Tuesday, September 7, 2010

Best Programming Languages of 2010

(...and why you should learn them.)

Lists of the "best of..." always carry with them a sense debate.  Before we can build such a list, first we need to answer the obvious question: best in what way?

This is my list of languages you should learn because their best feature is that they make you learn.  To come out on top of this category, a language should have:

  • Strong, easily-available documentation
  • Healthy community of contributors who are open to questions
  • Language features which are powerful, but might stretch the brain of the programmer

Clojure

If you've never learned a LISP dialect, grab one and try it.  Just when it looks like LISP is about disappear in a puff of parentheses, another dialect emerges that offers even more promise than the last.  Foremost these days is Clojure, and there's little surprise why it's such a golden child.

Clojure's straightforward abstraction over sequences, and its creators' interests in abstracting other domains such as time(video) and interfaces, gives programmers new ideas to chew on that could influence their own code.

Built on top of the JVM, Clojure immediately has access to a wealth of existing libraries.  It also has access to a lot of up-and-coming concurrency primitives.  Its embrace of software transactional memory (or STM) is a double-edged sword, though, as it gives programmers a playground to use this research topic in real world applications, but it's still relatively unproven under various loads.

Still, with each version trying to be more profound than the last, Clojure is sure to give you some new tricks and some new ways of thinking.

Alternatively, if you're not interested in the JVM or concurrency, grab a copy of DrRacket or another Scheme.  You'll still get the LISP experience.  As a bonus, there are a number of books to get you started.

Factor

Once you've worked your way through thinking of programs as lists, it's time to move to stacks.  Drawing inspiration from Forth, Factor a modern stack-based language with a highly-optimized run-time and tightly-knit community of fans.

In short order, once you start using Factor, your brain will stretch.  Using the stack as an abstraction allows for seemingly impossible concision, but to be able to even read such feats, you'll be spending hours in the Listener (pictured to the left) trying out different functions (called 'words' in Factor) to see what they do and how they affect elements on the stack.

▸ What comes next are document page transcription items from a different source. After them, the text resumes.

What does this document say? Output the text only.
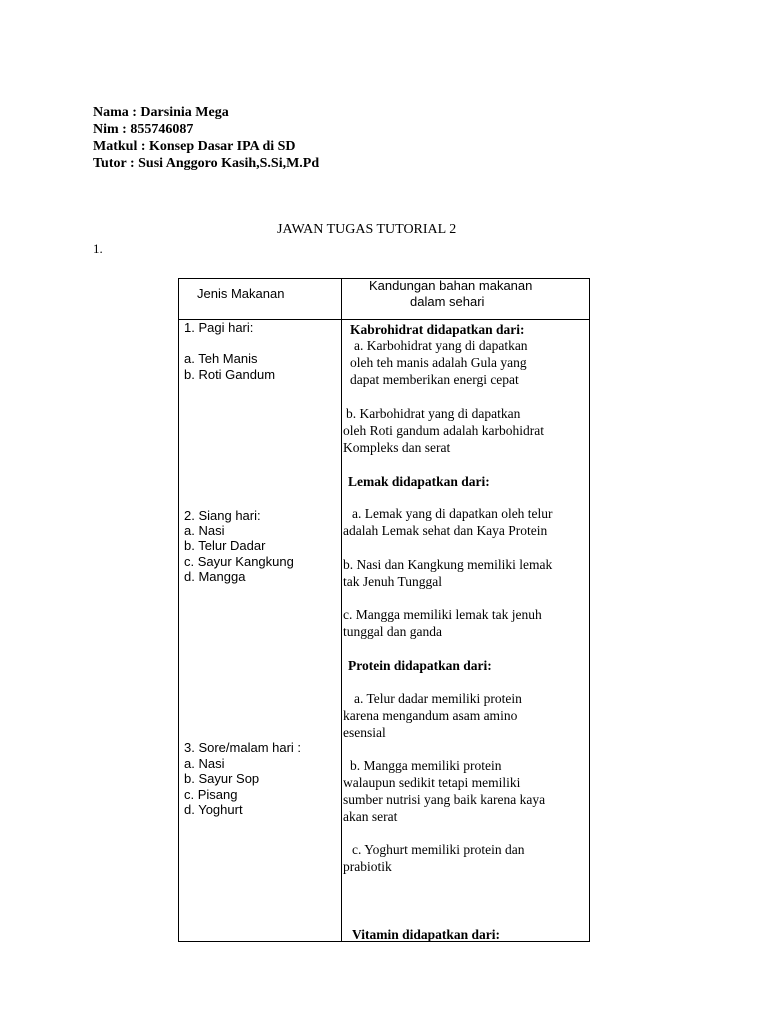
Nama : Darsinia Mega
Nim : 855746087
Matkul : Konsep Dasar IPA di SD
Tutor : Susi Anggoro Kasih,S.Si,M.Pd
JAWAN TUGAS TUTORIAL 2
1.
Jenis Makanan
Kandungan bahan makanan
dalam sehari
1. Pagi hari:
a. Teh Manis
b. Roti Gandum
2. Siang hari:
a. Nasi
b. Telur Dadar
c. Sayur Kangkung
d. Mangga
3. Sore/malam hari :
a. Nasi
b. Sayur Sop
c. Pisang
d. Yoghurt
Kabrohidrat didapatkan dari:
a. Karbohidrat yang di dapatkan
oleh teh manis adalah Gula yang
dapat memberikan energi cepat
b. Karbohidrat yang di dapatkan
oleh Roti gandum adalah karbohidrat
Kompleks dan serat
Lemak didapatkan dari:
a. Lemak yang di dapatkan oleh telur
adalah Lemak sehat dan Kaya Protein
b. Nasi dan Kangkung memiliki lemak
tak Jenuh Tunggal
c. Mangga memiliki lemak tak jenuh
tunggal dan ganda
Protein didapatkan dari:
a. Telur dadar memiliki protein
karena mengandum asam amino
esensial
b. Mangga memiliki protein
walaupun sedikit tetapi memiliki
sumber nutrisi yang baik karena kaya
akan serat
c. Yoghurt memiliki protein dan
prabiotik
Vitamin didapatkan dari:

Because of Factor's simple syntax, domain specific languages are a natural fit.  In fact, some look nearly identical to textbook examples.  That's not to say Factor is without its contortions, but luckily the creators have seen fit to add syntactic sugar to help with that regard (like, for example, allowing you to name elements on the stack and refer to them later).

In short, Factor is well worth the time.  Doubly so for those interested in languages from a research point of view, as Factor is on the cutting edge of what's possible in efficiency in dynamically typed languages.

Haskell

How could I not mention Haskell?  In less than a decade Haskell has risen from relative obscurity to a name most programmers have heard, even if they haven't tried it.  Few languages have garnered this kind of name recognition.  Who hasn't heard of monads?  They're the scary 700-lbs gorilla of this whole way of programming, right?

The reason to learn Haskell is almost philosophical at this point, and that's so you won't be afraid of it.  What are the main parts of Haskell that seem to scare people?

  • Type system - It's not only statically typed, but you might say it's thoroughly typed.  On the plus side, Haskell uses it for everything from testing, error-checking, interface conformance, and even automatic test generation.  Yet it forces you to be honest about everything your function does.  Some people see this as restricting, being so open.  Other see it as liberating.  You should at least try it for a while to see what you think. 
  • Monads - The gorilla we mentioned earlier.  Luckily there are tutorials that can help tame it down to reasonable size.  Whether you like them, or not, you'll be able to see how they're used and why they might be useful in various situations.
  • Vocabulary - As if monads weren't enough, you're likely to see words like functor, category theory, and catamorphism.  The trick is to look at those as just "more gorillas" that you can work with and understand.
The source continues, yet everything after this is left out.